Pedro Venceslau/Estadão
Pedro Venceslau/Estadão

Gleisi, Haddad e Suplicy participam de ato por Lula livre em São Paulo

Apoiadores do ex-presidente Luiz Inácio Lula da Silva se organizaram na avenida Paulista

Pedro Venceslau e Paulo Beraldo, O Estado de S.Paulo

13 de outubro de 2019 | 16h50
Atualizado 14 de outubro de 2019 | 10h43

Apoiadores do ex-presidente Luiz Inácio Lula da Silva se reuniram na avenida Paulista, em São Paulo, desde o início da tarde deste domingo, 13, para protestar contra a condenação do ex-presidente. Lula responde pelos crimes de corrupção passiva e lavagem de dinheiro e está preso em Curitiba desde 7 abril de 2018. 

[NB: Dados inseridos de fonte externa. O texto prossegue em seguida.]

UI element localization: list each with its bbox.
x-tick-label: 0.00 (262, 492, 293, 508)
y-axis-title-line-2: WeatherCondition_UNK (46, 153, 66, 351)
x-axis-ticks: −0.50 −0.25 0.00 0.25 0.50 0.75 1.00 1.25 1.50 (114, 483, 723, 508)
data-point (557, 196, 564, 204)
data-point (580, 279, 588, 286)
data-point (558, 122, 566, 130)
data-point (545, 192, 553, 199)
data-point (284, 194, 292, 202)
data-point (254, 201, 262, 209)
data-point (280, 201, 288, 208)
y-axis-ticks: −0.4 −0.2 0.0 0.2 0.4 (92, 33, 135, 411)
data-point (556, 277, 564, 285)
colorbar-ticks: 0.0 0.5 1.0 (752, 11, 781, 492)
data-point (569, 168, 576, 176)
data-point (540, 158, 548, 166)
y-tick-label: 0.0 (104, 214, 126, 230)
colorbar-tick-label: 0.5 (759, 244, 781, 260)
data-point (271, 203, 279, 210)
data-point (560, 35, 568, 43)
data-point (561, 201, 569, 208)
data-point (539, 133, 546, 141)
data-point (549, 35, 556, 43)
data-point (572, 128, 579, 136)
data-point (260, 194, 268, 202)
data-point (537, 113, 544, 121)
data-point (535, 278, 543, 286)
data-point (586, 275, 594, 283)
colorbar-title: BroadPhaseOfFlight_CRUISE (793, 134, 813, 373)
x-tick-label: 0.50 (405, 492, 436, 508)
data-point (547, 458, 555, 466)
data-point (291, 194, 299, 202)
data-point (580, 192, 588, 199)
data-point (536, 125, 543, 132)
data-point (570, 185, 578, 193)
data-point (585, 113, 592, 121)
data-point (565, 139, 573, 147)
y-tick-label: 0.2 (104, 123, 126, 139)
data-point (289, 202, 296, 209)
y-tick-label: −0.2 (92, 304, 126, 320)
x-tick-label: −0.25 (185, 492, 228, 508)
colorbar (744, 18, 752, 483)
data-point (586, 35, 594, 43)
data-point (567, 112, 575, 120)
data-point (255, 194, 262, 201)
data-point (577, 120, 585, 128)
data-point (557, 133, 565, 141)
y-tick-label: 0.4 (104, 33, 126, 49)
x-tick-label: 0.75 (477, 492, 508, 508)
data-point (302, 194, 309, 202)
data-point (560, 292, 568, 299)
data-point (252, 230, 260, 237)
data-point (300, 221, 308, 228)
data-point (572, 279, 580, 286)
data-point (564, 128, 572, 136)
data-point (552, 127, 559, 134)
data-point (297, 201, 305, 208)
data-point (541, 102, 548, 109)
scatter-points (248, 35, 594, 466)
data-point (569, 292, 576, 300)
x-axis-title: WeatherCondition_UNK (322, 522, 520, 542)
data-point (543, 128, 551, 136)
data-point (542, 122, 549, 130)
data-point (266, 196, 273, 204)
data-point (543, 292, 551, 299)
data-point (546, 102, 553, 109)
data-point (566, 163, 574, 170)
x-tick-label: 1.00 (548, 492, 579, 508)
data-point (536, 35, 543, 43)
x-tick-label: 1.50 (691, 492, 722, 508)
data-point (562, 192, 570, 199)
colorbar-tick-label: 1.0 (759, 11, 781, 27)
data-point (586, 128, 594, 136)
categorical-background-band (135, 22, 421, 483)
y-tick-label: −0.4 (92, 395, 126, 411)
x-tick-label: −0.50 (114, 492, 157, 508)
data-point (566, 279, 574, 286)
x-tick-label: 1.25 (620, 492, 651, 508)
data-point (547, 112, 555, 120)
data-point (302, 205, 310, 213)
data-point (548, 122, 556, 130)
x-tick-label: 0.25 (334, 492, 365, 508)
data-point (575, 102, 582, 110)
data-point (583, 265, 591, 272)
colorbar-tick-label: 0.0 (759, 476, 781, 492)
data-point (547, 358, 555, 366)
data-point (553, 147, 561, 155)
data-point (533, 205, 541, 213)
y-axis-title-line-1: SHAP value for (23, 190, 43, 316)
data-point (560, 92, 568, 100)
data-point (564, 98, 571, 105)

Participaram do ato lideranças do partido como a presidente e deputada federal Gleisi Hoffmann (PT-PR), o candidato derrotado à Presidência pelo partido em 2018, Fernando Haddad, e o vereador Eduardo Suplicy. A deputada Luiza Erundina (PSOL-SP) e Guilherme Boulos também estiveram lá. Os manifestantes levaram um grande boneco com os dizeres 'Lula livre' e se concentraram em frente ao Museu de Arte de São Paulo Assis Chateaubriand (MASP). 

Segundo os organizadores, a manifestação buscou denunciar falhas no processo que levou à prisão do ex-presidente, após condenação em segunda instância no caso do triplex do Guarujá. No final de setembro, procuradores da força-tarefa da Operação Lava Jato entregaram à juíza Carolina Lebbos, responsável pela execução da pena do petista, uma manifestação pedindo a transferência de Lula para o regime semiaberto. Como resposta, ele escreveu uma carta respondendo que não aceita “barganhar” seus direitos e sua liberdade

O ex-prefeito Fernando Haddad foi a principal liderança da esquerda no ato. Após discursar no pequeno palanque instalado na esquina da Avenida Paulista com a Alameda Ministro Rocha Azevedo, Haddad falou com o Estadão/Broadcast. O ex-prefeito se mostrou cético em relação à formação de uma frente única de esquerda na disputa pela Prefeitura de São Paulo ano que vem.  

"Não tem hipótese de ser cada um por si em 2020, mas cada cidade é uma situação diferente. São Paulo é uma cidade à parte. Tem um peso muito simbólico para o PT, que já governou a capital três vezes". 

Também presente ao ato, o ex-presidenciável Guilherme Boulos, do PSOL, disse que o maior erro que a esquerda pode cometer nesse momento é "jogar 2019 com a cabeça em 2022". Ele negou que defender Lula livre seja uma agenda de um partido. "É uma agenda democrática".